À peine teasé d'une sobre publication une semaine avant sa sortie, le nouvel album d'Ostraca a été révélé au monde fin juin. Les prodiges de Virginie n'avaient rien publié depuis Enemy, album assez frustrant, surtout après le chef d'oeuvre qu'était Last. Malgré la surprise, les attentes étaient donc au plus haut pour voir si Ostraca pouvait confirmer sa place dans le peloton de tête du screamo moderne.

Pour ce retour en pleine forme, le son d'Ostraca a clairement évolué. Dans son amplitude et ses textures, le screamo s'élargit encore plus qu'avant au post-rock et post-metal. En sortant des codes stylistiques du screamo strict, il se rapproche de ce que Tenue ou Infant Island ont pu produire de meilleur.
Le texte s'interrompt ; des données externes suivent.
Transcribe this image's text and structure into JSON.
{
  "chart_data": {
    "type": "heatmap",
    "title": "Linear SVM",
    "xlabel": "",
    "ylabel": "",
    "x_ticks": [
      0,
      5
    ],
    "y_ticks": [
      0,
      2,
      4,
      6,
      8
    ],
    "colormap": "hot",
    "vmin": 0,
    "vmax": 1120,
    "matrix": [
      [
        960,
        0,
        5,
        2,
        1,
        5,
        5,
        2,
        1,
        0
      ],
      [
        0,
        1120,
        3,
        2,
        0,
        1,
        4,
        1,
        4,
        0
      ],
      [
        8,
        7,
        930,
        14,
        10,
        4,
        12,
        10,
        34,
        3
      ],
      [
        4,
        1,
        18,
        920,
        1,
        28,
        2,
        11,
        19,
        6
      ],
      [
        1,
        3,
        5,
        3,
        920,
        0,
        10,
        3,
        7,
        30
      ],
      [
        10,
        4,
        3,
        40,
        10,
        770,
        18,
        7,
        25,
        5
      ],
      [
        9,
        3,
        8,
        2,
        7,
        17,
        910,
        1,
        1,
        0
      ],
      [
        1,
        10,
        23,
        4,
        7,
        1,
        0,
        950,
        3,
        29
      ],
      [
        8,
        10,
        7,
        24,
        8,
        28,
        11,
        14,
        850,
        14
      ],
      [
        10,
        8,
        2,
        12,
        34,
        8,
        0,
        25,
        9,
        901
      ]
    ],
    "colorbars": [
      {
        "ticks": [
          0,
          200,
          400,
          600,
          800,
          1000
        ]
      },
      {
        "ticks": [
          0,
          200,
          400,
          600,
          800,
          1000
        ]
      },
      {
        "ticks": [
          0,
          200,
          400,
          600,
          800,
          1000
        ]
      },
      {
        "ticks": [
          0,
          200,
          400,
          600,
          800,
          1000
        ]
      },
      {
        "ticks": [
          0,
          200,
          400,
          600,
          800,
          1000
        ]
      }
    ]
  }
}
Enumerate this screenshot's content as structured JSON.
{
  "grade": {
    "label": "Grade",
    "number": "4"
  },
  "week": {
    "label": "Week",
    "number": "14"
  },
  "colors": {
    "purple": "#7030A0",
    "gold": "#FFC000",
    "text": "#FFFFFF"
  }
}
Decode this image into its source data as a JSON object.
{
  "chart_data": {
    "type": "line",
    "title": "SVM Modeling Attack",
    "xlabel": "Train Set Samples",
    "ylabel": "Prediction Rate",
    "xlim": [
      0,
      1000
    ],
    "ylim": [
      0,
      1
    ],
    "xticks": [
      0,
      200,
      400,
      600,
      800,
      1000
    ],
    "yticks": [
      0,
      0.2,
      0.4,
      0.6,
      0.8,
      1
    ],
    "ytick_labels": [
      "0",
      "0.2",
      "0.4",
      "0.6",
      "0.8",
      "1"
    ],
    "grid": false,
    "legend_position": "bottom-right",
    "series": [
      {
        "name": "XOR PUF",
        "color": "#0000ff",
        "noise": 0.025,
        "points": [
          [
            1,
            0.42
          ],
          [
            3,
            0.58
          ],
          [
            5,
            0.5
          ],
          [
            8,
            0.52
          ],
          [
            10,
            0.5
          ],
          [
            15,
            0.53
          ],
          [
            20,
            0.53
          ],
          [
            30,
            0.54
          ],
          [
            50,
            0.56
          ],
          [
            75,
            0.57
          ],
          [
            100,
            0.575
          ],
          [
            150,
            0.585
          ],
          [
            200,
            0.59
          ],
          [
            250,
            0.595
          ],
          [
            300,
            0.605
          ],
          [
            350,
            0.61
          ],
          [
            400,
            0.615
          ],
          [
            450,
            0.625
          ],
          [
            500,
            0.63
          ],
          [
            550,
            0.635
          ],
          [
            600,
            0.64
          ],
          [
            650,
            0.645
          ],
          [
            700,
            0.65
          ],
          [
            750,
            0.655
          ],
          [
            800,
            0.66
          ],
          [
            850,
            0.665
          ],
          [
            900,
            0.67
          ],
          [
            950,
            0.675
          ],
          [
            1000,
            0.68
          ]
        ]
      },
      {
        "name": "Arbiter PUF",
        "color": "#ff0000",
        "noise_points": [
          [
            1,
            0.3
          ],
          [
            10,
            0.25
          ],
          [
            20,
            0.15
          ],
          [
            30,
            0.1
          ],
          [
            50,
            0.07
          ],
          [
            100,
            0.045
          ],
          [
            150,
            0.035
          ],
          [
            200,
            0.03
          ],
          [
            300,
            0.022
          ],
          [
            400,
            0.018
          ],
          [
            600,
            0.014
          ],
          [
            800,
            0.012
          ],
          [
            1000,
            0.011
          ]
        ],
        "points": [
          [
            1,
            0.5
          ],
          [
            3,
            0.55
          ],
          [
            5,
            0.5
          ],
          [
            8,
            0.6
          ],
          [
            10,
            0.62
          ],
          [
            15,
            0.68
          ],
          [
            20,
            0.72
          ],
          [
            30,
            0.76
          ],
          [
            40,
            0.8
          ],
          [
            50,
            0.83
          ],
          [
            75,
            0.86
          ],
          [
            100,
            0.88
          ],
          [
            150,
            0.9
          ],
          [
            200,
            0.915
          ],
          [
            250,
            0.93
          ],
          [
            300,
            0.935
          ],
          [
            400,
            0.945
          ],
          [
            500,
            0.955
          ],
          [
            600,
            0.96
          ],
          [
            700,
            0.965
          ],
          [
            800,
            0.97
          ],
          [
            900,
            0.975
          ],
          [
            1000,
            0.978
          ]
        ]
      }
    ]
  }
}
Les morceaux sont longs et chiadés, contiennent tous des dizaines d'idées brillantes et même si tout n'est pas au même niveau, pas deux minutes ne passent sans un éclair de génie que ce soit dans un riff au tone ahurissant de puissance ou dans des arrangements au millimètre (les deux se mêlent à merveille sur « Rebuke » notamment).

Bien parti pour être dans les tops de fin d'année, Disaster n'en est pas moins un album à la densité parfois vertigineuse et qui nécessite un certain effort pour être dévoilée. Vous aurez besoin de plusieurs écoutes dans différents contextes pour dompter le disque et ses méandres. Mais même au premier passage, difficile de ne pas être abasourdi par le talent déployé pour produire un screamo aussi immersif, polyvalent et beau derrière toute l'âpreté.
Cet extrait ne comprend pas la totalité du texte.